PORT-AU-PRINCE, Haiti -- Precious water, food and early glimmers of hope began reaching parched and hungry earthquake survivors Saturday on the streets of this shattered city, where despair at times turned into a frenzy among the ruins.


"People are so desperate for food that they are going crazy," said accountant Henry Oun-che, in a crowd of hundreds who fought one another as U.S. military helicopters clattered overhead carrying aid.

When other Navy choppers dropped rations and Gatorade into a soccer stadium thronged with refugees, 200 youths began brawling and throwing stones to get at the supplies.

Across the hilly, steamy city, where people choked on the stench of death, hope faded by the hour for finding many more victims alive in the rubble, four days after Tuesday's catastrophic earthquake.

Still, here and there, the murmur of buried victims spurred rescue crews on, even as aftershocks threatened to finish off crumbling buildings.

"No one's alive in there," a woman sobbed outside the wrecked Montana Hotel.
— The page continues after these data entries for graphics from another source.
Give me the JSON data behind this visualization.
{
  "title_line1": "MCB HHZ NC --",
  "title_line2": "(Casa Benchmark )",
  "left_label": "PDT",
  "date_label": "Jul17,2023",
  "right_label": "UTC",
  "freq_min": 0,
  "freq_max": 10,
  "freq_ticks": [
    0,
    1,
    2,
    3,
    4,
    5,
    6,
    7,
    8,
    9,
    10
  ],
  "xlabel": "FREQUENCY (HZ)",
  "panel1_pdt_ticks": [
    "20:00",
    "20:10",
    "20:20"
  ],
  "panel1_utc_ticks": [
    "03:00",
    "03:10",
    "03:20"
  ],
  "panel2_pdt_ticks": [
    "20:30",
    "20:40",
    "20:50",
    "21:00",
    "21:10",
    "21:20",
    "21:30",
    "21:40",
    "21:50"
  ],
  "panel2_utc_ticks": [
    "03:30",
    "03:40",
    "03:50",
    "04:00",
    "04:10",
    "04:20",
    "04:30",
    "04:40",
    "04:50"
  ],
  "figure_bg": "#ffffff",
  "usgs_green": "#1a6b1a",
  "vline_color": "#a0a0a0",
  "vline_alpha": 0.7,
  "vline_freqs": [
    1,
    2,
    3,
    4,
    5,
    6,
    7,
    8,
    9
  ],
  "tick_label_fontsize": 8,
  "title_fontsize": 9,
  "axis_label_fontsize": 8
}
But hope wouldn't die. "We can hear a survivor," search crew chief Alexander Luque of Namibia later reported. His men dug on. Elsewhere, an American team pulled a woman alive from a collapsed university building where she had been trapped for 97 hours.
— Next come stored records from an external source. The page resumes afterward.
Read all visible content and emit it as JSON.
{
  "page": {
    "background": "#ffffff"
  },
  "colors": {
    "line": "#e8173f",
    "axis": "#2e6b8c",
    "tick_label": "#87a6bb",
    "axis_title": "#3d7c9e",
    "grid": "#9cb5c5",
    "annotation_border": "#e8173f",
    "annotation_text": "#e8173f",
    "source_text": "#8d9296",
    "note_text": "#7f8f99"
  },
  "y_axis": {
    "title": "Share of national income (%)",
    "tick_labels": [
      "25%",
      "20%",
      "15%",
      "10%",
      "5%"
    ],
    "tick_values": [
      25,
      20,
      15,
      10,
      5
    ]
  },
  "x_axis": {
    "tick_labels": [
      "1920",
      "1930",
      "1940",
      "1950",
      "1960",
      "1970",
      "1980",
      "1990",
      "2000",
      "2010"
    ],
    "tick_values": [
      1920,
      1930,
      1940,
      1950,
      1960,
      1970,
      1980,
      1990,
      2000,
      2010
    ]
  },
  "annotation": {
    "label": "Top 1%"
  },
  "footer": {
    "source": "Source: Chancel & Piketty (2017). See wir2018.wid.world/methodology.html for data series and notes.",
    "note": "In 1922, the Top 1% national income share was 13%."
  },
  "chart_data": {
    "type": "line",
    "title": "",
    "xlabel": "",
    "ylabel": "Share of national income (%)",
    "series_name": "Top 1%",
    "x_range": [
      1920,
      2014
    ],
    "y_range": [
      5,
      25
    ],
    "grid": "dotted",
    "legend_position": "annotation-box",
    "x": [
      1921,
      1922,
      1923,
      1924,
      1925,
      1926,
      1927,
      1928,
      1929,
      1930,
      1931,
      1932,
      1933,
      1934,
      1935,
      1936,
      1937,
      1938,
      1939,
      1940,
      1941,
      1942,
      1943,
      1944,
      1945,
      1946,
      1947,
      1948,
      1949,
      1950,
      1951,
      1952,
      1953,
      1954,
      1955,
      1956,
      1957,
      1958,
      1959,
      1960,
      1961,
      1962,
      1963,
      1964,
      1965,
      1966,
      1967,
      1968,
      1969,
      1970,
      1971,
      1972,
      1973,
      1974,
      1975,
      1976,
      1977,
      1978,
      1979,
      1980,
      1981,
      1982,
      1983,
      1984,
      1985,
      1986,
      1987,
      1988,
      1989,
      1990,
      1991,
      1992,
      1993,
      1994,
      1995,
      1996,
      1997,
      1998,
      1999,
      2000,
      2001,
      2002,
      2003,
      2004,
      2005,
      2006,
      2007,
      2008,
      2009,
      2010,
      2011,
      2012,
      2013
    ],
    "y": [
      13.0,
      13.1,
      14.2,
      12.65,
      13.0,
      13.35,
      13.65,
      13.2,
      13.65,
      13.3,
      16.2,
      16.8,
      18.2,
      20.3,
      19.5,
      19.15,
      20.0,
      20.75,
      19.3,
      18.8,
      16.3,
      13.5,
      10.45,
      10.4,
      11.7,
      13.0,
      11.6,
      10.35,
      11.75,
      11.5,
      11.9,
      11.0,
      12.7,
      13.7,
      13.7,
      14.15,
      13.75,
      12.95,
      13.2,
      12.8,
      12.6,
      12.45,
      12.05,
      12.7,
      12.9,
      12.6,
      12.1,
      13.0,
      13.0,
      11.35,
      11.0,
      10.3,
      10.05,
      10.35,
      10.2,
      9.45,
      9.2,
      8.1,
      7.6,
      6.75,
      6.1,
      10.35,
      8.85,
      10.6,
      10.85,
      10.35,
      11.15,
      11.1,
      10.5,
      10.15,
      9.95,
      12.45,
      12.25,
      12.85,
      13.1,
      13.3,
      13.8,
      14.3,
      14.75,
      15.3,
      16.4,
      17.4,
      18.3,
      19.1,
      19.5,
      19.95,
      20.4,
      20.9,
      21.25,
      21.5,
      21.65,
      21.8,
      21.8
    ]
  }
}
Nobody knew how many were dead. Haiti's government alone already has recovered 20,000 bodies -- not counting those recovered by independent agencies or relatives themselves, Prime Minister Jean-Max Bellerive told the Associated Press.

In a fresh estimate, the Pan American Health Organization said 50,000 to 100,000 people perished in the quake. Bellerive said 100,000 would "seem to be the minimum." Truckloads of corpses were being trundled to mass graves.

A U.N. humanitarian spokeswoman declared the quake the worst disaster the international organization has ever faced, since so much government and U.N. capacity in the country was demolished. In that way, Elisabeth Byrs said in Geneva, it's worse than the cataclysmic Asian tsunami of 2004: "Everything is damaged."